Re #28: about north/south. Considering Norway it's rather funny.The
country has a shape like Chile: very long from south to north and very
tight. One can figure you put a line in the geometrical middle to have
south and north parts.No. "south" is the very southern east cost under
the Oslo fjord and in front of Danmark, "west" is the very south-western
coast looking south to the skottish islands (O. & S.)."East" is the very
small piece between Oslo and the southern swedish border."north" is from
the polar circle to the russian border.The big gap in between is
geographically...nowhere. Then they are two words for south: "s r" is
the one to name a southern place _in_ Norway, and "syden" is the one to
name countries in the south _of_ Norway.
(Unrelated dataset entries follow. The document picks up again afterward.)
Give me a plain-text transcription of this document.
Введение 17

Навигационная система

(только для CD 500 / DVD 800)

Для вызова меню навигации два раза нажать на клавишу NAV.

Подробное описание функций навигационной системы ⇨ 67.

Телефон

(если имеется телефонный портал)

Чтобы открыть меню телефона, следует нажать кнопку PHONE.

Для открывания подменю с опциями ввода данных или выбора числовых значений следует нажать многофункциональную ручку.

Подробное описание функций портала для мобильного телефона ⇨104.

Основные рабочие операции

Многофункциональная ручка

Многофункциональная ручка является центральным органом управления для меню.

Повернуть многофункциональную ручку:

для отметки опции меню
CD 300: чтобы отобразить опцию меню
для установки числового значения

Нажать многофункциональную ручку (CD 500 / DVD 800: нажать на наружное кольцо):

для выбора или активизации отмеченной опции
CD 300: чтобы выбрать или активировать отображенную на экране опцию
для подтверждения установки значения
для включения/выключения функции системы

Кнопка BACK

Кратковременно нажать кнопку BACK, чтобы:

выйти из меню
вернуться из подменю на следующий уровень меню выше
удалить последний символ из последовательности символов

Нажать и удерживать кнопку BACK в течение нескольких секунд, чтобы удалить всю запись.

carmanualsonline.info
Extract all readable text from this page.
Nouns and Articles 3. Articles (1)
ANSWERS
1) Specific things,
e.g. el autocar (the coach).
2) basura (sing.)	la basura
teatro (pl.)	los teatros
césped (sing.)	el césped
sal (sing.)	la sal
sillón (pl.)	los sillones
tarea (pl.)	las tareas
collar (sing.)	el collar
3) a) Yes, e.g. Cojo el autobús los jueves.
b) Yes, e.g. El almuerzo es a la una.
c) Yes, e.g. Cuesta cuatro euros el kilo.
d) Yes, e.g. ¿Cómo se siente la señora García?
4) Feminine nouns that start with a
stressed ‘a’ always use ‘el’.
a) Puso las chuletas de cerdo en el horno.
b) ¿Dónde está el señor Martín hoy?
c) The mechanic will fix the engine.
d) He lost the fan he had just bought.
Ie. almost the rest of the
world after you cross the danish border...
As i am not a native and I began by living in the very north whose
climatical, geographical and cultural characteristics extend to
Trondheim (about 20 hours boat south of polar circle) I always felt Oslo
(600 kms south of Trondheim) is very in the south.But osloers feel they
are really far enough north from the "south".On the phone I must pay
attention to tell people I live in Oslo and not in the south, or they
figure out I'm living about 200 ou 300 kms south of my real place...

Oops, sorry for that long speech.

In used to spend autumn in Scottland, Western Ross, in the mid-90's.